Beta blockers improve survival and reduce morbidity of patients with chronic heart failure. Stringent dosing guidelines calling for a 1-hour observation period after initiation or up-titration of beta-blocker therapy might limit the use of beta blockers and increase the expense involved. This study was conducted to determine the usefulness of this observation period. Data were collected from 130 in-clinic postdosing observation periods for 34 stable chronic heart failure patients started on carvedilol. The mean left ventricular ejection fraction was 0.22±0.09, and the mean functional class was 2.5±0.6. No patient had greater than first-degree heart block. Carvedilol was started at 3.125 or 6.25 mg b.i.d., and the dose was doubled every 1-3 weeks. All patients were observed for 1-2 hours after initiation or dosage increase, and blood pressure and heart rate were measured hourly. The maximal daily dose was 50±31 mg. In none of the observation periods was there a decrease in the dose of beta blockers administered in the clinic. The predosing mean blood pressure was 110±15/71±10 mm Hg, and the mean heart rate was 78±13 bpm; the 1-hour postdosing mean blood pressure was 101±14/67±10 mm Hg (p is less than 0.001), and the heart rate was 78±13 bpm. The dose was decreased in six patients and medication was discontinued in three, all consequent to symptoms reported several days after dosage increase. Beta blockers can be safely initiated and up-titrated at home in properly selected and evaluated stable patients with chronic heart failure and severe left ventricular dysfunction resulting in mild or moderate impairment of functional capacity. (c)2001 by CHF, Inc.

Effect of heart failure program on cardiovascular drug utilization and dosage in patients with chronic heart failure.
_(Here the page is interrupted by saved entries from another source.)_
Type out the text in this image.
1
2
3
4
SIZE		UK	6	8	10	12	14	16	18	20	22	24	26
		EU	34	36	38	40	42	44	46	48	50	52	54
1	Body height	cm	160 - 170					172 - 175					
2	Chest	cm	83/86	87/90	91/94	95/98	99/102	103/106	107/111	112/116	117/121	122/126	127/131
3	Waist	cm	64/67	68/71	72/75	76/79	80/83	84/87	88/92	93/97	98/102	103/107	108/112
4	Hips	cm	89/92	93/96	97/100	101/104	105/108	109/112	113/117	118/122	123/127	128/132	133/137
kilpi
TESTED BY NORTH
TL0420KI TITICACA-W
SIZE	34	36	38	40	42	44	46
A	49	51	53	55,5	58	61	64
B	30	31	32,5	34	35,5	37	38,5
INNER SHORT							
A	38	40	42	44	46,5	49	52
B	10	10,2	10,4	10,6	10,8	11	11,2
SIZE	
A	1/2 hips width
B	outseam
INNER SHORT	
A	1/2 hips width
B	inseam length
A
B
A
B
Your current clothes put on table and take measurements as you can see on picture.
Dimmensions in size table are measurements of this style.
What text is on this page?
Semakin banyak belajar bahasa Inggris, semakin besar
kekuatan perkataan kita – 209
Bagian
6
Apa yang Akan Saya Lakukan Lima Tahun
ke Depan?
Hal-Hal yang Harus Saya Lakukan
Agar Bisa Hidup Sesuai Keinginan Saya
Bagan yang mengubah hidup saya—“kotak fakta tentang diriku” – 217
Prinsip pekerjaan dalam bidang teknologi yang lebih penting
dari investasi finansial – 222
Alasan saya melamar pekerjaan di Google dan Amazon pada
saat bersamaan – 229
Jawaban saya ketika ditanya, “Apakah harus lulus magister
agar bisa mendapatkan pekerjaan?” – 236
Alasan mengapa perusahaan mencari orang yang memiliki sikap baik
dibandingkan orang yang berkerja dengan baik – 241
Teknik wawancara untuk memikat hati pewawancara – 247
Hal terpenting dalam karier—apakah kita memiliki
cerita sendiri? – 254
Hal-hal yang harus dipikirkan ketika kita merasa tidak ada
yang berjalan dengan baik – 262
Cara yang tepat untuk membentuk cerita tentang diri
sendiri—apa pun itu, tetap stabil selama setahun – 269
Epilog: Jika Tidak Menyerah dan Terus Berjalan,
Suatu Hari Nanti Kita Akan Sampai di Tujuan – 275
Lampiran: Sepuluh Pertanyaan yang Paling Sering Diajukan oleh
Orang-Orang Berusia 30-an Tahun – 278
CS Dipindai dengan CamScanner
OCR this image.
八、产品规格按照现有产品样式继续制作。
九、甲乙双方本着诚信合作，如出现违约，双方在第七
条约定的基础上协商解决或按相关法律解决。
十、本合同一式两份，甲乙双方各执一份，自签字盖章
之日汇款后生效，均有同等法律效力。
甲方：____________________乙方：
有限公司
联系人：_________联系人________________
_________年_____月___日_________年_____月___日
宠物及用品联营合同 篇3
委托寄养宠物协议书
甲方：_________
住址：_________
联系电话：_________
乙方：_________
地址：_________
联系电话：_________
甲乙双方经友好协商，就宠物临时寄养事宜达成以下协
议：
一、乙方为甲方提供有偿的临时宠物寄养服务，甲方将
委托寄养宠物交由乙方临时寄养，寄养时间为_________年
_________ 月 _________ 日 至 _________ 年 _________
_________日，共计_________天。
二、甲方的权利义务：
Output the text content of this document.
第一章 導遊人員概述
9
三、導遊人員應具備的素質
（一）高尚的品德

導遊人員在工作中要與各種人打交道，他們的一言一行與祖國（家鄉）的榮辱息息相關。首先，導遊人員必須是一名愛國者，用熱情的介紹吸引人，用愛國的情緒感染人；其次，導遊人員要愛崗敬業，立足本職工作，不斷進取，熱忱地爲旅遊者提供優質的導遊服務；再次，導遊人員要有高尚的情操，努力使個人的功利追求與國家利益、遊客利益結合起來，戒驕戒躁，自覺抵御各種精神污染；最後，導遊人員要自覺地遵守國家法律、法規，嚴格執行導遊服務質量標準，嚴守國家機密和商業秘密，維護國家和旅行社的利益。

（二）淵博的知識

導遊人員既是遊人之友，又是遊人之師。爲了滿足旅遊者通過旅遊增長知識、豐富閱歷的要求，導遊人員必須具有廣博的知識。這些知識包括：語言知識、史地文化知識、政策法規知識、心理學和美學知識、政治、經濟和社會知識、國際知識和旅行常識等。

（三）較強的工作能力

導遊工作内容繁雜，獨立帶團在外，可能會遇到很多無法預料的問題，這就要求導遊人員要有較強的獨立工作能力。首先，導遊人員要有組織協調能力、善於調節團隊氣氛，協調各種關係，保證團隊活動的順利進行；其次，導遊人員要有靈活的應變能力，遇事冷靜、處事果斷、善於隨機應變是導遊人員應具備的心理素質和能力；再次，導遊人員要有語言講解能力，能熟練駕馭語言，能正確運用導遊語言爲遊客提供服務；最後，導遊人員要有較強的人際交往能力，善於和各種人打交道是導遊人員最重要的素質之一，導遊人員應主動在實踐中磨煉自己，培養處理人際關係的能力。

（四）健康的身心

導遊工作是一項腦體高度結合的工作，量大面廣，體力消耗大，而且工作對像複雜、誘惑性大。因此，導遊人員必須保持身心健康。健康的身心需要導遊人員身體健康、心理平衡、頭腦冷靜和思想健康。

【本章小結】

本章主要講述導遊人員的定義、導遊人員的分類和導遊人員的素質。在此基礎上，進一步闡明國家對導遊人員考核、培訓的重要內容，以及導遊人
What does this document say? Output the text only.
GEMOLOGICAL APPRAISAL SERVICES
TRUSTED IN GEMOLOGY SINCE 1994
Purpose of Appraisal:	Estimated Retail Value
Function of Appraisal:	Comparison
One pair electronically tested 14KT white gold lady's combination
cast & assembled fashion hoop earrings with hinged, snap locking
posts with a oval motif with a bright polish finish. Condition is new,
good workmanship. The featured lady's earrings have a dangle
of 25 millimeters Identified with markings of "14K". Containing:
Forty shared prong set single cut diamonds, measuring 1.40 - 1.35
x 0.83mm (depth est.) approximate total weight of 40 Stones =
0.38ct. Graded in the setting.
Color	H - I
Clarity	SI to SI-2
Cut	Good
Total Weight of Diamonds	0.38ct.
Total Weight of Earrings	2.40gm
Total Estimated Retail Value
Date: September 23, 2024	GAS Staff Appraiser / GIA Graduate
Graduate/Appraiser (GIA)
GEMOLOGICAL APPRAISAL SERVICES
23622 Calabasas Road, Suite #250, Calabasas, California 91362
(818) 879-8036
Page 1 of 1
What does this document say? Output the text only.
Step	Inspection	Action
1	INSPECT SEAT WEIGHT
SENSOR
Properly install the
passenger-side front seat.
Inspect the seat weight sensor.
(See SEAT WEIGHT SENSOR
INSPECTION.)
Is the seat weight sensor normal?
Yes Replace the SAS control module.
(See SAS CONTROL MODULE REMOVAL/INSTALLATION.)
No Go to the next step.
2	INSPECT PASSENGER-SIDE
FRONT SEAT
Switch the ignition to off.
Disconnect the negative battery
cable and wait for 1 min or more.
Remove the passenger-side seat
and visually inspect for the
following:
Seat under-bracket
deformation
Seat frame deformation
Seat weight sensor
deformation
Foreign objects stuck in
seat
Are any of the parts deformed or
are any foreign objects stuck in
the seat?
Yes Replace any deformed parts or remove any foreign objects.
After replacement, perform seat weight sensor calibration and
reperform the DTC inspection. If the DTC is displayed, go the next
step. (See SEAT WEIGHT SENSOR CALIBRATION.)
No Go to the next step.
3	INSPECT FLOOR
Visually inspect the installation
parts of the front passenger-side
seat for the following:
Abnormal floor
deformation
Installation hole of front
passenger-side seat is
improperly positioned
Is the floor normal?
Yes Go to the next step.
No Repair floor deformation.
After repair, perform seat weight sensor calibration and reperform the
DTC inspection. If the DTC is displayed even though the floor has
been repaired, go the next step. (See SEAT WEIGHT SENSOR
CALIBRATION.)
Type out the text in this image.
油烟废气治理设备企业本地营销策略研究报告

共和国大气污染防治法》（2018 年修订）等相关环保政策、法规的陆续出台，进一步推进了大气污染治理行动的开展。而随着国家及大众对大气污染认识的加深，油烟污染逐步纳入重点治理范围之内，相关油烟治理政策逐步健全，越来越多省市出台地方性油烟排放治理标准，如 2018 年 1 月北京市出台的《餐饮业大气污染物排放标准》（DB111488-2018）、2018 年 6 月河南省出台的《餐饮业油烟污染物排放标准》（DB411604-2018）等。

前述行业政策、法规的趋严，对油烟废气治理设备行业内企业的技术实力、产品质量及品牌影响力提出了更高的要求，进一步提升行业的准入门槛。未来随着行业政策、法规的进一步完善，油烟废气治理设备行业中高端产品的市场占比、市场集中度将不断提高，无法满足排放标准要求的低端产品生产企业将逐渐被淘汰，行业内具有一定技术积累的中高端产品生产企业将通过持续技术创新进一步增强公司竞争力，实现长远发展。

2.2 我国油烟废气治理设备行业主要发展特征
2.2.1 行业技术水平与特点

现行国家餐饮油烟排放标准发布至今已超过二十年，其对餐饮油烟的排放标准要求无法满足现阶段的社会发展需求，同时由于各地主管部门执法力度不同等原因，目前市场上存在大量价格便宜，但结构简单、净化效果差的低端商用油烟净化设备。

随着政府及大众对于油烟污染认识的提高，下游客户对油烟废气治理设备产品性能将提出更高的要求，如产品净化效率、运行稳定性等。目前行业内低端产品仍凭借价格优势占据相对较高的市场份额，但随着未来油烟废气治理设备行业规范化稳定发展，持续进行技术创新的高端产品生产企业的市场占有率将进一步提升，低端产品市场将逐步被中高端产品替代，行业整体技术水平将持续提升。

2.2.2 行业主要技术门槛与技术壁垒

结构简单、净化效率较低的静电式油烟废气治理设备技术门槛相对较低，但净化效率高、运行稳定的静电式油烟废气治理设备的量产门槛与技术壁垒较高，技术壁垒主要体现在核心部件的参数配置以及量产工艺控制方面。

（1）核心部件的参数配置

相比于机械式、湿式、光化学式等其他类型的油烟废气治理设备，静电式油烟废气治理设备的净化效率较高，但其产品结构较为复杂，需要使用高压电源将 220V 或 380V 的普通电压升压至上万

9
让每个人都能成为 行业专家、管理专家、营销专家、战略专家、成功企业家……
BACKGROUND: Utilization and dosage of angiotensin-converting enzyme (ACE) inhibitors in patients with chronic heart failure (CHF) remain low. Recent data suggest that care of patients with CHF in specialized heart failure programs is associated with improved clinical outcomes. HYPOTHESIS: Specialized heart failure care is associated with better utilization and higher dose of cardiovascular drugs. METHODS: Data from 133 patients with CHF referred to a heart failure program were analyzed. Mean functional class 3.1 +/- 0.5, left ventricular ejection fraction 19 +/- 8. Utilization and doses of cardiovascular drugs were examined at initial evaluation and at last visit, after an average period of 17 +/- 14 months. Hospitalization and survival data were determined. RESULTS: Utilization of ACE inhibitors and angiotensin-receptor blockers increased from 87 to 100% (p < 0.001). Average daily dose increased by 60%, from the equivalent of captopril 105 +/- 78 mg to 167 +/- 86 mg (p < 0.001). Utilization of the following drugs increased significantly: beta blockers (16-37%, p < 0.001), metolazone (10-23%, p = 0.007), spironolactone (1-36%, p < 0.001), amiodarone (7-15%, p = 0.05), hydralazine (1-9%, p = 0.004), and nitrates (20-33%, p = 0.03). One-year survival was 90%. The 3- and 6-month hospitalization rates for heart failure were 4 and 7%, and for all cardiovascular causes they were 6 and 11%, respectively. CONCLUSIONS: Care of patients with CHF in a specialized heart failure program was associated with significant increase in the utilization and doses of all beneficial cardiovascular drugs, especially ACE inhibitors. It was also associated with excellent clinical outcomes.